I have a Java DataFlow pipeline with the following parts:
- PubSub subscriber reading from several topics
- Flatten.pCollections operation
- Transform from PubsubMessage to TableRow
- BigQuery writer to write all to a dynamic table
When there's more than one PubSub-topic in the list of subscriptions to connect to, all elements get stuck in the GroupByKey operation in the Reshuffle operation within the BigQuery writer. I've let it run for a couple of hours after sending several dozen test messages, but nothing is written to BigQuery.
I found the following three work-arounds (each of them works separately from the others)
- Add a 'withTimestampAttribute' call on the Pubsub subscriptions.
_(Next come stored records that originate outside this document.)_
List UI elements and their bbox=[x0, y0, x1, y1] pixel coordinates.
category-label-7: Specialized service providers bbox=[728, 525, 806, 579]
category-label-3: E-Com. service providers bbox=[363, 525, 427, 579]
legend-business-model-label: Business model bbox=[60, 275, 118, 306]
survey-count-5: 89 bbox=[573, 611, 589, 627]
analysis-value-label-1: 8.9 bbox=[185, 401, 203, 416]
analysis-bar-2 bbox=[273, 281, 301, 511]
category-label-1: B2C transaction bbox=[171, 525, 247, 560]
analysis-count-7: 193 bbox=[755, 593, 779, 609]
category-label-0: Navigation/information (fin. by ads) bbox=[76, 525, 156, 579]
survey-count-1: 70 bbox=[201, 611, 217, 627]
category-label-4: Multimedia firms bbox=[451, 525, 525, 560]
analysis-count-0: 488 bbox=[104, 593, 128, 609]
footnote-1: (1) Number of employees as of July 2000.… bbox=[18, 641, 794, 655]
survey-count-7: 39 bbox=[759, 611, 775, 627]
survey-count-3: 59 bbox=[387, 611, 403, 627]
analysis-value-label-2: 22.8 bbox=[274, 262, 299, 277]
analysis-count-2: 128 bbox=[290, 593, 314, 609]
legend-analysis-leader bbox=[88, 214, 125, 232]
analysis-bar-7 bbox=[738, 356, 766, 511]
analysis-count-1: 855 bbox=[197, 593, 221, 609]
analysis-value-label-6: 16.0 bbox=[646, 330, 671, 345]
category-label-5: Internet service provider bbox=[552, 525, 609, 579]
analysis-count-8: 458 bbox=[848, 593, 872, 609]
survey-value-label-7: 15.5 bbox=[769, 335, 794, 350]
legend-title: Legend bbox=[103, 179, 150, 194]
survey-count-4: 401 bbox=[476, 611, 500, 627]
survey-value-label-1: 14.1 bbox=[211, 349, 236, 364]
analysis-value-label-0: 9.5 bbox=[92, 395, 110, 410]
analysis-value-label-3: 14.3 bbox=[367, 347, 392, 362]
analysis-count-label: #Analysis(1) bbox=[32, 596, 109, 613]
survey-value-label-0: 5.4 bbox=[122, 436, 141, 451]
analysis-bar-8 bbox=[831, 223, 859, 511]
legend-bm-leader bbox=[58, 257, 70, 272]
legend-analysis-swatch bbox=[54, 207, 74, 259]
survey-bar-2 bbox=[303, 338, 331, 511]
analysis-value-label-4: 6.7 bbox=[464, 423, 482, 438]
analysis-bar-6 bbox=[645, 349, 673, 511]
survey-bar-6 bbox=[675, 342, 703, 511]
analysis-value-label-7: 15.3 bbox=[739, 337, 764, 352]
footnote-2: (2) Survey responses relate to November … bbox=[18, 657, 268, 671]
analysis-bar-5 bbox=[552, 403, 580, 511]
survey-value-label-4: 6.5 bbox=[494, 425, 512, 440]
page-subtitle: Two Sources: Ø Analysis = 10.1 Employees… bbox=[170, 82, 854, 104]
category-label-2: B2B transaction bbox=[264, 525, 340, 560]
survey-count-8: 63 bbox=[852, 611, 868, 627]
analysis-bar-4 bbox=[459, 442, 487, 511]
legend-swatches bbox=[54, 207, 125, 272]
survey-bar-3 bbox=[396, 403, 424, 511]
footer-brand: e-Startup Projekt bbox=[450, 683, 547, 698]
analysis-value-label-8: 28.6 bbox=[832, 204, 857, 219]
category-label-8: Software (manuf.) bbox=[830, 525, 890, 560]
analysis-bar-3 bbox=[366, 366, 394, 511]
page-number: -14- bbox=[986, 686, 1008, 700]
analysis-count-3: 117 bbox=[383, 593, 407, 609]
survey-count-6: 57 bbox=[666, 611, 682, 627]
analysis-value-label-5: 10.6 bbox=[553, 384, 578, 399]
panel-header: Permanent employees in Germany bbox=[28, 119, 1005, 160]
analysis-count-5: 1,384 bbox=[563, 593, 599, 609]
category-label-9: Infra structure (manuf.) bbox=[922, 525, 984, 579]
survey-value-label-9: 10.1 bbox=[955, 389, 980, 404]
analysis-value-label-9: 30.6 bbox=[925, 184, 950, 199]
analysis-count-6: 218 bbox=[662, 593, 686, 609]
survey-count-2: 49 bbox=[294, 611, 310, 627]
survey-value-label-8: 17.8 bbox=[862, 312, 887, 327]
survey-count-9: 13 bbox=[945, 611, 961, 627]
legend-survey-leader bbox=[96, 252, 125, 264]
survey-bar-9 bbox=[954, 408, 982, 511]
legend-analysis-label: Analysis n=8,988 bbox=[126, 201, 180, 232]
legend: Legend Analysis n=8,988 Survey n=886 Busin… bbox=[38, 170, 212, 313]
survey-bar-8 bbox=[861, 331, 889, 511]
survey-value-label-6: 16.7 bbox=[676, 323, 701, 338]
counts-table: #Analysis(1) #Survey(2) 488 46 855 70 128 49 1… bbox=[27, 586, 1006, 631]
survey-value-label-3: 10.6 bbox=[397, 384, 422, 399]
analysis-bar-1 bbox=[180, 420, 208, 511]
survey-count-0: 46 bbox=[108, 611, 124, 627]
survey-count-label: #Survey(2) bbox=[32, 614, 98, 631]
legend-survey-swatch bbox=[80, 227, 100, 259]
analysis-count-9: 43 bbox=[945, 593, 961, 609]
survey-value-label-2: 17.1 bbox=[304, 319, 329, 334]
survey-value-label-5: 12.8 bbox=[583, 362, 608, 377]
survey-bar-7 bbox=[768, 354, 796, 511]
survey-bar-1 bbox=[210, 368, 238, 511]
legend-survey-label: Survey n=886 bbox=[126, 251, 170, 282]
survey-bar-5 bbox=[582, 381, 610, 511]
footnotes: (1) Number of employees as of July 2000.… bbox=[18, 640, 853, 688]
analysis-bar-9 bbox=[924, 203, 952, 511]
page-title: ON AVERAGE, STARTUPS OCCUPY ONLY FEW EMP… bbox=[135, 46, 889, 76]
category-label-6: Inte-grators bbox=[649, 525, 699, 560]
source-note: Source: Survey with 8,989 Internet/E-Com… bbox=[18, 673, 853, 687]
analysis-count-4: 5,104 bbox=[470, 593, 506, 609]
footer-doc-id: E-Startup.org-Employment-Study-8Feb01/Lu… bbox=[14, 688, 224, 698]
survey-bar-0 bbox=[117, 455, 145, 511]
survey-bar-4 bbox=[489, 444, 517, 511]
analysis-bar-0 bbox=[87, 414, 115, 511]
The name of the attribute does not matter at all - it can be any existing or non-existing attribute on the incoming messages
- Reduce the number of PubSub subscriptions to just 1
- Remove the Flatten.pCollections operation in between, creating multiple separate pipelines doing the exact same thing
The messages are not intentionally timestamped - writing them to BigQuery using just the PubsubMessage timestamp is completely acceptable.
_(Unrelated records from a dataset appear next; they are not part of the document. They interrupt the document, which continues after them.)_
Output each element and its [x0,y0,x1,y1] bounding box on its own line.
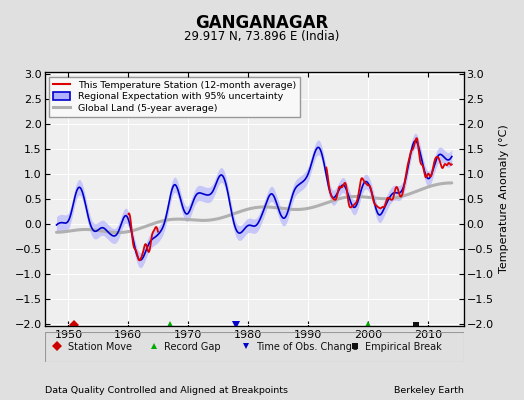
Text: Berkeley Earth: Berkeley Earth [394,386,464,395]
Text: Empirical Break: Empirical Break [365,342,442,352]
Text: Time of Obs. Change: Time of Obs. Change [256,342,358,352]
Y-axis label: Temperature Anomaly (°C): Temperature Anomaly (°C) [499,125,509,273]
Text: Data Quality Controlled and Aligned at Breakpoints: Data Quality Controlled and Aligned at B… [45,386,288,395]
Text: Station Move: Station Move [68,342,132,352]
Text: GANGANAGAR: GANGANAGAR [195,14,329,32]
Text: Record Gap: Record Gap [164,342,221,352]
Legend: This Temperature Station (12-month average), Regional Expectation with 95% uncer: This Temperature Station (12-month avera… [49,77,300,116]
Text: 29.917 N, 73.896 E (India): 29.917 N, 73.896 E (India) [184,30,340,43]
It also confuses me that even adding a non-existing timestamp attribute seems to fix the issue. I debugged the issue to print out the timestamps within the pipeline, and they are comparable in both cases; when specifying a non-existing timestamp attribute, it seems to fall back to the pubsub timestamp anyway.
What could be causing this issue? How can I resolve it? For me, the most acceptable work-around is removing the Flatten.pCollections operation as it doesn't strictly complicate the code, but I can't get my head around the reason why it fails.